О молитве

Горе мне, что я вторично боролся с Богом в той же самой перспективе. Но вся моя дальнейшая жизнь нуждалась в категорическом решении вопроса, ставшего затем кардинальным для всего христианства: как реагировать на гонения со стороны князя (князей) мира сего? Господь нам дал благодать мыслить, как Сам Он мыслит: ап. Петр вел себя в Гефсиманском саду “по–человечески” (ср.: Мф. 16: 22–23). Но Христос сказал ему: “Вложи меч в ножны; неужели Мне не пить чаши, которую ДАЛ МНЕ ОТЕЦ?” (Ио. 18: 10–11).

Таким был для меня путь непосредственного наставления Свыше чрез молитву. Так раскрывался для меня смысл послания к Ефесянам (см. 3 гл.) о глубине и широте и высоте замысла Божия о нас. Наша земная жизнь, в сущности, не более чем краткий момент, данный нам Благим Отцом, чтобы мы проникли в превосходящую разумение кенотическую любовь Христову. Вне сего пути никто не сможет “исполниться ВСЕЮ ПОЛНОТОЮ БОЖИЕЮ”. Здесь мы повешены на крестах, пусть еще невидимых; но только таким образом можем мы постигнуть величие человека и неисследимую бездну Божественного Бытия. Невозможно на нашем языке выразить ниспосылаемое нам Отцом богатство крестным путем.

Бог неделим в Себе. Когда Он приходит, то приходит весь, и как Он есть в Своем предвечном Бытии. Мы не вмещаем Его. Он открывает нам Себя чрез ту “точку”, в которую мы стучим: “стучите, и отворят вам” (Лк. 11: 9). Он говорит короткую фразу, но не хватит жизни, чтобы исчерпать ее содержание. Мы благоговейно ощущаем Его Отечество: мы видим, что Он жаждет сообщить нам Свою безначальную Жизнь: иметь нас до совершенства подобными Сыну Своему, Который есть “печать разнообразная Отца”. Непостижим замысел Его о нас. Из “ничто” Он творит равных Ему богов. И все наше существо в умилении поклоняется Ему; не в страхе пред суровым Владыкой, но в смиренной любви к Отцу.
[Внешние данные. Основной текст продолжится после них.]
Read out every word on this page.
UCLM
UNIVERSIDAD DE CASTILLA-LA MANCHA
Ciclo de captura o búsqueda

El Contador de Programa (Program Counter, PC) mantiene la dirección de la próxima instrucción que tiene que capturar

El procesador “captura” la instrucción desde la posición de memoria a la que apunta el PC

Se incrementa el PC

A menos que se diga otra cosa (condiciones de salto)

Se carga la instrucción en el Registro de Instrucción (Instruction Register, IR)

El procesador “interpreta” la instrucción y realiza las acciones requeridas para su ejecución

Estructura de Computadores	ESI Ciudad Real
Господь сохранил меня от всяких связей, рвать которые было бы трудно. Итак, когда я стал нуждаться в свободе от какой бы то ни было ответственности за другую жизнь, я располагал ею. Я благодарил Бога за сей обо мне промысл Его. Я был спокоен при мысли, что если я умру, то от этого никому не будет ущерба. Великим было мое счастье: я безбоязненно мог идти на всякий риск, даже до смерти. Мой ум всем вниманием погрузился внутрь, и там пребывал безысходно годами. Молитва менялась в своих формах и силе: не всегда влекла меня с одинаковой властью; по временам же я отдавался ей без насыщения. И если бы тогда (еще во Франции, до моего отъезда на Афон) я захотел ее остановить, то не смог бы. В те благословенные дни я бывал и самым несчастным на земле, и вместе блаженным до преизбытка.

Иногда незримый огонь касался верха моей головы и быстро пронизывал мое тело до ног, и пламенная молитва с великим плачем за мир овладевала мною.

Большей частью тогда я молился, стоя на коленях, прижавшись лбом к полу. Когда же изнемогало тело, я засыпал, но в моем ясном сознании я не прекращал молиться и ощущал себя спящим. Лишь проснувшись, я мог понять, что тело мое спало, потому что не всегда оно было в том положении, в котором я молился.

Два раза на улицах Парижа из‑за молитвы я терял восприятие материального мира вокруг меня. Я благополучно добирался до того места, куда направлялся. Жалею до некоторой степени, что не было со мною такого свидетеля, который описал бы мое поведение в подобные моменты.